Author :Library of Congress Publisher :Washington, D.C. : Library of Congress, Cataloging Distribution Service ISBN 13 : Total Pages :1368 pages Book Rating :4.:/5 (319 download)
Book Synopsis Genealogies Cataloged by the Library of Congress Since 1986 by : Library of Congress
Download or read book Genealogies Cataloged by the Library of Congress Since 1986 written by Library of Congress and published by Washington, D.C. : Library of Congress, Cataloging Distribution Service. This book was released on 1991 with total page 1368 pages. Available in PDF, EPUB and Kindle. Book excerpt: The bibliographic holdings of family histories at the Library of Congress. Entries are arranged alphabetically of the works of those involved in Genealogy and also items available through the Library of Congress.

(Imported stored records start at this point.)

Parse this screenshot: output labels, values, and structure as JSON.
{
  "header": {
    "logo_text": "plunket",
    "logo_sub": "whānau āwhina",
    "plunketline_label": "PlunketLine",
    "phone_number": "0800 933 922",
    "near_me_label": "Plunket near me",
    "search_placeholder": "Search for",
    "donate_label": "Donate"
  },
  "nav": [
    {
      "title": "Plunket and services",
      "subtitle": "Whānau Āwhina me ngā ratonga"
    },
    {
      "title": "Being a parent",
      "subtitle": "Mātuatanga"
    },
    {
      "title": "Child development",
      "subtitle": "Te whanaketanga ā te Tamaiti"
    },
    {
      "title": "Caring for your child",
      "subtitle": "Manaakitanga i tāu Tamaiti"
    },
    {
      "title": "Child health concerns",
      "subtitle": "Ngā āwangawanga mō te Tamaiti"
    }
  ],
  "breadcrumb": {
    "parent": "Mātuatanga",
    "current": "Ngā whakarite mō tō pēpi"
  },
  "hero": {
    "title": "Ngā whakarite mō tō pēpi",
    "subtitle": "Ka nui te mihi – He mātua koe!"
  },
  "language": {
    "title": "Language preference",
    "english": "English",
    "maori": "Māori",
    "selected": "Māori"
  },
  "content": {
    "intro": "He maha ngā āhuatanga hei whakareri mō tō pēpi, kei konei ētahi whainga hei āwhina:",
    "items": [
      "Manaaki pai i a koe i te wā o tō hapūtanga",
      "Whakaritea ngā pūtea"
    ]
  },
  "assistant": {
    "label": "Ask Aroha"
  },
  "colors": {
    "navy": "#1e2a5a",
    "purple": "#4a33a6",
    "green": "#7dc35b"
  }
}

Download or read book The Final Curtain written by Garlick and published by BRILL. This book was released on 2023-11-20 with total page 264 pages. Available in PDF, EPUB and Kindle. Book excerpt: Death is the one subject about which our culture is still reticent. Consequently many ceremonies about death are not examined in an open, enquiring and direct way. The state funeral, that large, public, ritualized statement about death is accepted in our society, while its deeper significances remain unexamined because it is seen as something of an historical curiosity, a survival from an earlier age associated with the traditions of that society. This well-illustrated study of a number of state funerals - of the Medicis and the Habsburgs in the Renaissance, of the Duke of Albemarle in the seventeenth century, of the Duke of Wellington and Abraham Lincoln in the nineteenth century, and of President Kennedy and Diana, Princess of Wales in the twentieth century - and the mythical structures and traditions they represent, examines two aspects in particular: the strongly political undertones of the public statements, and the theatrical elements of the public ritual.